Top disease expert warns against prematurely declaring victory over pandemic in interview with the Guardian
Dr Anthony Fauci, America’s top infectious disease expert, has warned against prematurely declaring victory over the pandemic, not only due to short-term needs but because long Covid represents an “insidious” public health emergency for millions of people.
In an interview with the Guardian, Fauci urged the US Congress not to be complacent and to resume funding efforts to combat the virus, including the scourge of long Covid, which remains scientifically elusive but understood to hit women and people of colour especially hard.
“It’s a very insidious beneath-the-radar-screen public health emergency,” the chief medical adviser to Joe Biden said, “because it isn’t that you have people who are hospitalized or dying but their function is being considerably impaired and, for reasons that are obvious, that doesn’t attract as much attention as a death rate.”
“When you say right now in the United States 400 people a day die from Covid – several months ago that number was 3,000 to 4,000 – that’s a number that catches your attention and it’s very real and very acute.

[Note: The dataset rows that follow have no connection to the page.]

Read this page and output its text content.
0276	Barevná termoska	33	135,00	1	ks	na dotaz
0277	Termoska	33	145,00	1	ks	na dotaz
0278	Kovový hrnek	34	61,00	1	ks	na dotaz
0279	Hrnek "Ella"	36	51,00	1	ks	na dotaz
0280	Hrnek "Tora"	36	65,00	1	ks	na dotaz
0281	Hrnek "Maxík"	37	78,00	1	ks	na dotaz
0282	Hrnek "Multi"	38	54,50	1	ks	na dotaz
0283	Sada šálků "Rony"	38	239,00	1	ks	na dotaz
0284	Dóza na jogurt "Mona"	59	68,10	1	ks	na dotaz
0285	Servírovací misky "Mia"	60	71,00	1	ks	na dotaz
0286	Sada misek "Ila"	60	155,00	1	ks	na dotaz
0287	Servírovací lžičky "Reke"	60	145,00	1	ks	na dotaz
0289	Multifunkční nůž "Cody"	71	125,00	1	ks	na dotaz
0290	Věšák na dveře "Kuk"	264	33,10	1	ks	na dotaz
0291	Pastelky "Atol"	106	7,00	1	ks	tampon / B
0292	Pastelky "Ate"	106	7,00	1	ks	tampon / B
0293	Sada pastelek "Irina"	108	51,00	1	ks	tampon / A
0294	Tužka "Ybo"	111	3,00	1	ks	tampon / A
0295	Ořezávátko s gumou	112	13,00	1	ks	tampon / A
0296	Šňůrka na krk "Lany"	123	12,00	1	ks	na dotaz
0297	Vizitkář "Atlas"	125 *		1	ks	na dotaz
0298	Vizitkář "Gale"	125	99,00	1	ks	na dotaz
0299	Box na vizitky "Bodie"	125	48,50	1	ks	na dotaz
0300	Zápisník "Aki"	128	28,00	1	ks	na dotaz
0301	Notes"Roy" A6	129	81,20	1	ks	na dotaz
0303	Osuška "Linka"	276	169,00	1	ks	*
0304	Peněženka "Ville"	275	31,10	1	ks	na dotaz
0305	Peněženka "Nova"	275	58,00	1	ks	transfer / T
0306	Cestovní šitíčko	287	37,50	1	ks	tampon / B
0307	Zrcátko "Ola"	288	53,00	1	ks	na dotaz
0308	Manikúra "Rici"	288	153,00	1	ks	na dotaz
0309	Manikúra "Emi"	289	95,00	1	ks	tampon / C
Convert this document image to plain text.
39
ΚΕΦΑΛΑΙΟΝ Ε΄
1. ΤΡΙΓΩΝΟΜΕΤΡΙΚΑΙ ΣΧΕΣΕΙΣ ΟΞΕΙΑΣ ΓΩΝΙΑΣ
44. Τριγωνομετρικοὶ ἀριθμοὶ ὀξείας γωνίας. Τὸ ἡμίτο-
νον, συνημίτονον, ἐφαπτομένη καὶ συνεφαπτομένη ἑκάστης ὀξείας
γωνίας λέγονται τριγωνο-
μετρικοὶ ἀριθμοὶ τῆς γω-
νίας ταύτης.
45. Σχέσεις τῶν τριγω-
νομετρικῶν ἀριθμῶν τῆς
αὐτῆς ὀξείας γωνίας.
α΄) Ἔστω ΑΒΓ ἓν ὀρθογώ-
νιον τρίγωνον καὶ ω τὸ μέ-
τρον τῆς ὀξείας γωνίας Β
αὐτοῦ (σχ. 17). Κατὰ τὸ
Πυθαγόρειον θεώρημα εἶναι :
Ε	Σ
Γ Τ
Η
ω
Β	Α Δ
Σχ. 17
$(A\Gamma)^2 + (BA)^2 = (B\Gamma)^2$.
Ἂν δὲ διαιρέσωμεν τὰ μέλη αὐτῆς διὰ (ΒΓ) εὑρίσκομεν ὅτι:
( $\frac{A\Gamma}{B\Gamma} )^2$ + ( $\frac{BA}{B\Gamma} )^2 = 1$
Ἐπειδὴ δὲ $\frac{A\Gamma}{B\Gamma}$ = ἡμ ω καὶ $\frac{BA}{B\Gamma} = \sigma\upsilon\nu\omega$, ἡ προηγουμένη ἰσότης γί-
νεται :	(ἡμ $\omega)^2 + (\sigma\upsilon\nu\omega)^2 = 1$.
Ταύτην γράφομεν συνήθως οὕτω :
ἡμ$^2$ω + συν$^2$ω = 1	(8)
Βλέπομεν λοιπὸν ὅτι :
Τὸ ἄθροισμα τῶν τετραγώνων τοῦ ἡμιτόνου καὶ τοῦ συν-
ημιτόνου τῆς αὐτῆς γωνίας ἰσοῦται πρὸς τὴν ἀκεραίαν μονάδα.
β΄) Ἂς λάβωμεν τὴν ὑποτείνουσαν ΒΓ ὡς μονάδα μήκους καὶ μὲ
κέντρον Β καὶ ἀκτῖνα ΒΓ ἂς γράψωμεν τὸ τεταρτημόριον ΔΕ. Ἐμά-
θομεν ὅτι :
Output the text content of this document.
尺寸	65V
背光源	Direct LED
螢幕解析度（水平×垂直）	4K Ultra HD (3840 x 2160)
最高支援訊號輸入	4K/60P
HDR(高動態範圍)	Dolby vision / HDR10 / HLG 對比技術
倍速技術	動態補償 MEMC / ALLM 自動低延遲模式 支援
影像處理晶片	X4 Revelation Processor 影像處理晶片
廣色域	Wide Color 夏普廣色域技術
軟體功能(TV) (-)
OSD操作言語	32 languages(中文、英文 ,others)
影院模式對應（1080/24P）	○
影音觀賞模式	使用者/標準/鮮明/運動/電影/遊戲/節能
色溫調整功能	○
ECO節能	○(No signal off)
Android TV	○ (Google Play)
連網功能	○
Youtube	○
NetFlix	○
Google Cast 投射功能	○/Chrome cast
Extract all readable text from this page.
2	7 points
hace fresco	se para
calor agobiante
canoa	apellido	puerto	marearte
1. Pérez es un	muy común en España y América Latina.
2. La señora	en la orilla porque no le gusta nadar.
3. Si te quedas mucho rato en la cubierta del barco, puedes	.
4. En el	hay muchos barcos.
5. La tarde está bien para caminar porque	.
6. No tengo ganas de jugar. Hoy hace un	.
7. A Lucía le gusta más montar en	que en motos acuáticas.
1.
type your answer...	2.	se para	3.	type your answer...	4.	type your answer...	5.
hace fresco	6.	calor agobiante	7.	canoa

But to say that 7 million to 20 million people are really tired after Covid, people say, well, what does that mean? It’s not very concrete. And yet for the individual patient, it could be debilitating.”
The World Health Organization estimates that between 10% and 20% of Covid-19 survivors have been left with mid- and long-term symptoms including breathlessness, fatigue and cognitive dysfunction. Fauci noted estimates that anywhere from 7.5 million to 23 million Americans have developed long Covid and roughly 1 million people are out of the workforce at any given time.
“When you look at the sheer numbers of people in the country and the world who’ve been infected, even those who’ve been vaccinated, even if a very small percentage of them have significant symptoms both from the standpoint of severity and duration, that’s a real problem.”
But there is no test for long Covid and its precise causes remain mysterious, posing particular challenges for scientists, public health providers and politicians seeking to engage an American public weary of the virus.
Fauci said: “One of the unfortunate, challenging and frustrating parts about it is that there are so many elements of it that don’t fit into a known or recognisable pathogenic process so, if someone is severely fatigued where they can barely do any work, there is a laboratory test or an X-ray or a CT scan or an MRI that points to something and says, ‘Well, look, there’s inflammation here and that’s the reason for the fatigue.’
“We don’t know what the mechanisms of brain fog are. How come someone who is very sharp intellectually and very energetic all of a sudden can’t concentrate for more than half an hour on anything? And how come people who are polished athletes no longer have any exercise tolerance?”
He added: “These are all mysteries that we hope will unfold and uncover sometime in the reasonably near future but there are more unanswered questions than there are answered questions. We should be continuing to probe this.
“The question we get asked all the time is: what can we do about it? As a physician and a scientist all my professional life, you don’t really know what to do about something until you know what the lesion is and we don’t know what the lesion is yet. That’s the problem.”
Experts are trying to solve the riddle. Both the National Institutes of Health (NIH), where Fauci is director of the National Institute of Allergy and Infectious Diseases (NIAD), and the Centers for Disease Control and Prevention (CDC) are carrying out major studies.